# outboard not peeing



## Panhandle vandal (May 30, 2011)

Ive got a 1999 mercury 150 2-stroke that quit peeing out the back this saturday. Sunday I replaced the impeller, and no fix. It discharges air and a light mist. 
Has anyone ever encountered this? or have any advice?


----------



## delta dooler (Mar 6, 2008)

pull your cowling and remove water line coming from side of powerhead to "pee tube" exiting lower cowl. crank motor on muffs or while in the water and see if water comes out. if so, your hose or pee tube is clogged, run a piece of weed eater string through it and clear out whatever is in there, if water is not coming from powerhead after you crank motor with water line off, run weed eater string into block and see if you can dislodge obtruction. . . . 

if neither of these ideas work, I'd pull foot and make sure impeller was installed properly (put eyeball on key on impeller) and ALWAYS replace wear plate when replacing impeller.


----------



## Panhandle vandal (May 30, 2011)

Thanks, ill try that once i get home tonight.

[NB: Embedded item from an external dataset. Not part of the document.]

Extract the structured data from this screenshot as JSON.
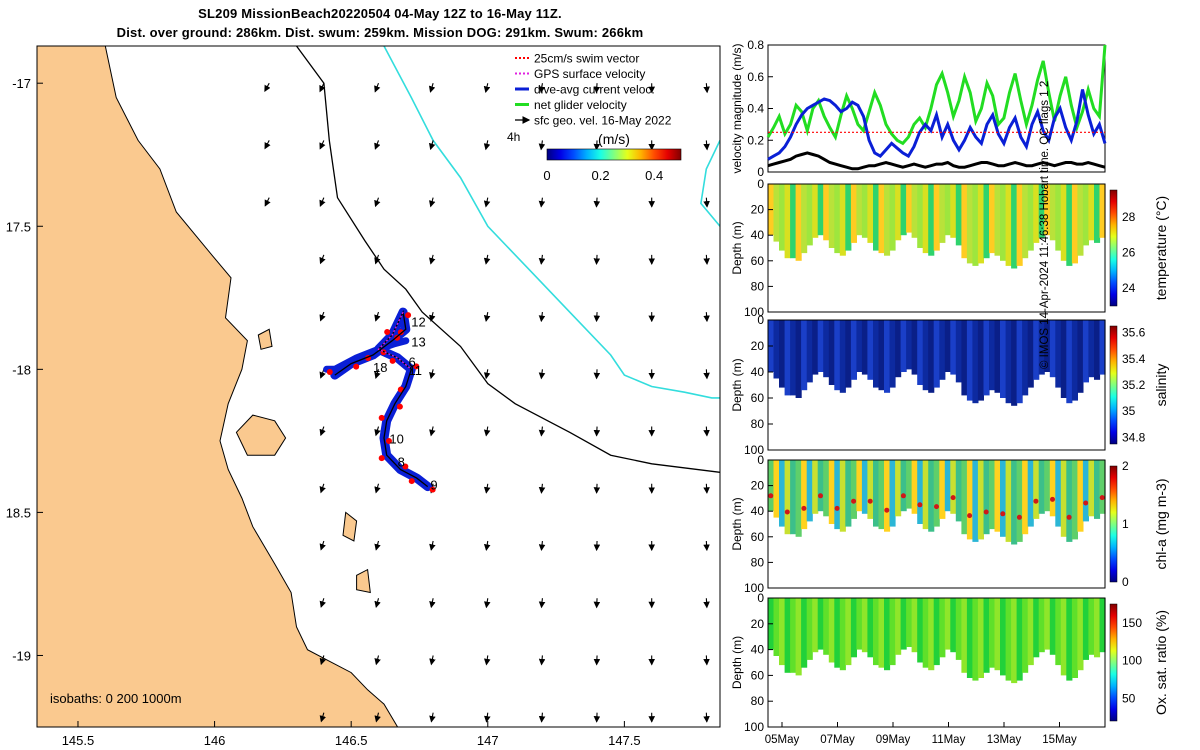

I got an impeller kit and replaced the ware plate also.
We drove to the oar house to eat. Ate for an hour or so got in to leave and it started beeping and i noticed no water coming out.


----------



## Hound_dog (Dec 18, 2010)

Check your thermostat as well, might be stuck. I had the same motor once and had that problem also check the key on the driveshaft that turns the impeller.


----------



## delta dooler (Mar 6, 2008)

Hound_dog said:


> Check your thermostat as well, might be stuck. I had the same motor once and had that problem also check the key on the driveshaft that turns the impeller.


 
good idea ! I have a 40 Merc that stopped peeing on me one time and the thermostat was full of shells/sticks !


----------



## denrem (Jul 18, 2011)

Same thing happened on my Jon Boat once. Ran a wire through the pee tube and it started peeing strong.


----------



## Chapman5011 (Mar 7, 2013)

Mine did the same thing last trip when I was in shallow water. 
I noticed it, so I had a paper clip and stuck it up in the hole and it started peeing again. When I was flushing the motor, it would barely pee. 
It happened as I was about to take the boat out of the water. So I am concerned for my next trip that I will have to replace the impeller when I get down. Maybe it will start flowing fine once it's back in the water. But it was clogged and cleared with my paper clip that I always keep in every boat I own for that exact reason.
Keep a paper clip in the boat 

I'm sure once I run my engine, what ever is in there will blow out or I'll be dropping the foot for a quick repair.


----------



## Chapman5011 (Mar 7, 2013)

I was backing out of the island in front of boggy point launch. I always like to put my feet on he sand before I pull my boat out the last day of my trip. Water was shallow on the southern side of the island when I was backing out. I know I sucked up a little into it, creating my problem. Hopefully next time I drop the boat I , it will flow just fine after I use the paper clip method if there is an issue. 
All should be good.


----------



## fairpoint (May 9, 2013)

Take a piece of 400lb monofilament about tw o three feet long to be able to jig out a blockage...I had problems on a 03 150 Yamaha the other day while running no peeing....And just come back from service....I called service guy and he said run it and if there's a problem an alarm would go off and then shut her down....I ran for about ten miles no alarm....At the dock when I static washed with hose I jigged the 400lb mono. in the pee hole for a minute and got water flow with just hose hooked up.....No problems so far and the coill of mono stays in the t top from now on......


----------